Even a miniscule drop in performance can be difference between winning and finishing third or fourth in some Olympic events – and getting the right nutritional balance to fuel and hydrate athletes can often play a vital role in making those all important differences, says Jeni Pearce, head of performance nutrition at the English Institute Sport.
“If you are a weight class athlete, the right nutrition can of course be critical. But even for other sports, you can lose hundredths of a second of time – which I know doesn’t sound a lot – but at the very top level can be the difference between finishing first, second or third.
“The margins are so small at the elite end that it really does make a difference.”
However, speaking with NutraIngredients, Pearce said one of her primary concerns for non-elite athletes is that people could be overdosing on supplements that they do not need.
“One of my concerns for people in gyms and playing sport at an amateur level is they see athletes using supplements and they think they use them all the time, and in large doses. And that’s not what happens,” she explains. “I’m worried there are a range of people out there who because of this may actually be getting up to or above the upper safe limit.”
“If you take a multivitamin, proteins shake, then a recovery drink and a power bar every day, it's easy to accumulate very very high levels of some of these minerals.”
Pearce believes that use of such supplements is much higher in amateur level sports and gym enthusiasts – and argues that there needs to be a joined-up approach between industry and sports nutrition experts to deal with the potential problems with taking too many supplements.
“What we need to do is to be honest and say ‘you know what, there are a lot of foods out there that we can eat to get these nutrients as well’,” she argues.
“Be mindful of taking too much, rather than too little,” says the internationally recognised expert – noting that people need to be ‘strategic’ in their use of sports supplements. “If you are doing a 20 or 30 minute run or a short session in the gym, do you really need a sports drink or will water be fine?”
The head of performance nutrition says that most her work with athletes in the build-up to the Olympics will focus on ‘fine tuning’ and ‘dealing with the unexpected’ such as injuries and illness.
“Most people who go to the gym may just do one hour long work out, and they might not do that every day of the week,” she says. “A lot of people forget that athletes will not only have specialist skills training but also weight sessions and physiotherapy sessions.
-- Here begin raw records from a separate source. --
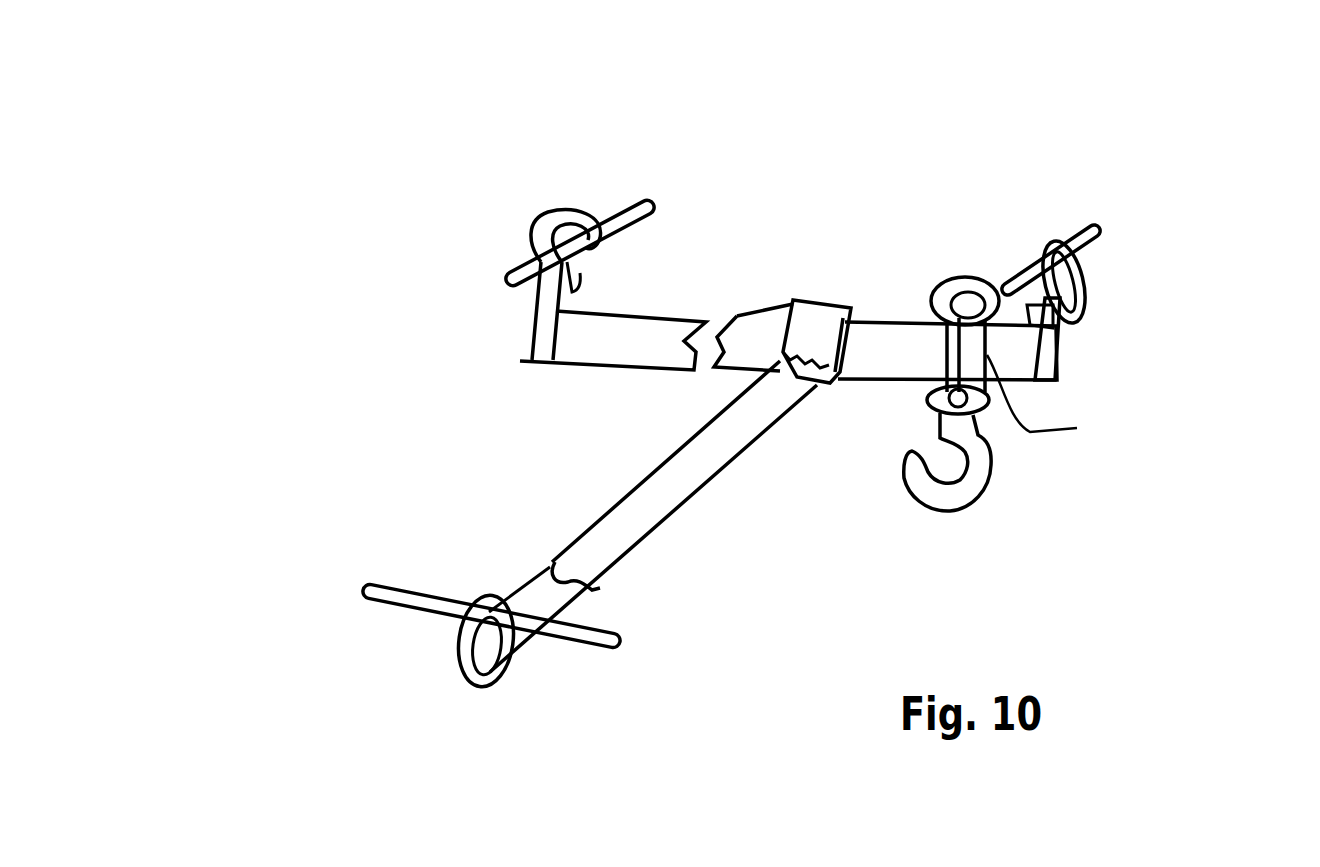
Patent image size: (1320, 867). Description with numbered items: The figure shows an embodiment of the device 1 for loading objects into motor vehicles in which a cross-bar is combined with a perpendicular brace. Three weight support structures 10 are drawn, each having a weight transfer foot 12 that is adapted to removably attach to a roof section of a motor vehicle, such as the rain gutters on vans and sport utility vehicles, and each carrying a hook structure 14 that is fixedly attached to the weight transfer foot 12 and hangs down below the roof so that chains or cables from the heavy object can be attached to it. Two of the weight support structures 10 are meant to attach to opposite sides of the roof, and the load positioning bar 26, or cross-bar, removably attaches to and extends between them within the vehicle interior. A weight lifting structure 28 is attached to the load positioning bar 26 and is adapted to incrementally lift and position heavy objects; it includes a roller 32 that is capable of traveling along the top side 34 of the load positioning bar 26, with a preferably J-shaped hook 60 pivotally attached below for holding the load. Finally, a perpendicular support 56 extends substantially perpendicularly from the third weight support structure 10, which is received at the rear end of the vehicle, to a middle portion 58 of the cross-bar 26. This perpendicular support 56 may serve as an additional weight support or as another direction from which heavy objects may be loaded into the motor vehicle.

The device 1 is at (382, 422).
The weight support structure 10 is at (577, 160).
The weight transfer foot 12 is at (635, 205).
The hook structure 14 is at (540, 220).
The load positioning bar 26 is at (862, 357).
The weight lifting structure 28 is at (973, 226).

All of these are quite demanding and require fuel and hydration management.”
“From our perspective, there are also a lot more benefits to be gained at the elite level by the athlete being very mindful of how they eat around their training session or event”
Role of nutrition
Pearce told us that the demands put on individual athlete’s body are very specific is to their respective sport – meaning there can be no ‘blanket’ approach to nutrition.
“Each athlete has to think differently in terms of nutrition,” she explains. “If you have a very experienced athlete then the main role of the nutrition advisor at this stage is to be helping with fine tuning. So you are doing very bespoke and specific adjustments.”
“The key thing is that this all happens as part of a multi-disciplinary team. We work closely with the doctor and physiologist as a team, but the nutritionist in that team has two roles – to try and maximise any supplementations used, but also to look at nutritional intake to see if there are dietary changes that could help to achieve what is needed.”
Whilst this can, and sometimes does, involve using a nutritional supplement, the use of sports supplements at the top level is not as high as many would imagine, explains the nutrition expert.
“We don’t know everything there is in food, and how we utilise them in the body, so we always have to watch the food first and then use any supplements where they are appropriate so that we can benefit in training or performance,”
“We use supplements as something that is complementary to the diet. Supplements are and need to be seen as supplementary,” she said.
In-fact for the most part athletes at the top of their game would generally only use a few very specific supplements that they might not be able to get in high enough levels in the diet, she says.
“There are only three or four supplements that have been shown to improve performance. That’s things like creatine, beta-alanine, bicarb [sodium bicarbonate] and caffeine.”
“You might want to throw nitrates in there too, but there’s still a lot more work to be done. They do show promise though.”
One of the key things the English Institute of Sport is interested in at the moment is how to help athletes with specific dietary requirements to achieve optimal nutrition.
“For any vegetarian athletes, we know that they will probably be low in creatine and beta-alanine because they only come from meat products,” says Pearce. “So those are situations where quite clearly they would have to use the supplement to get those performance benefits.”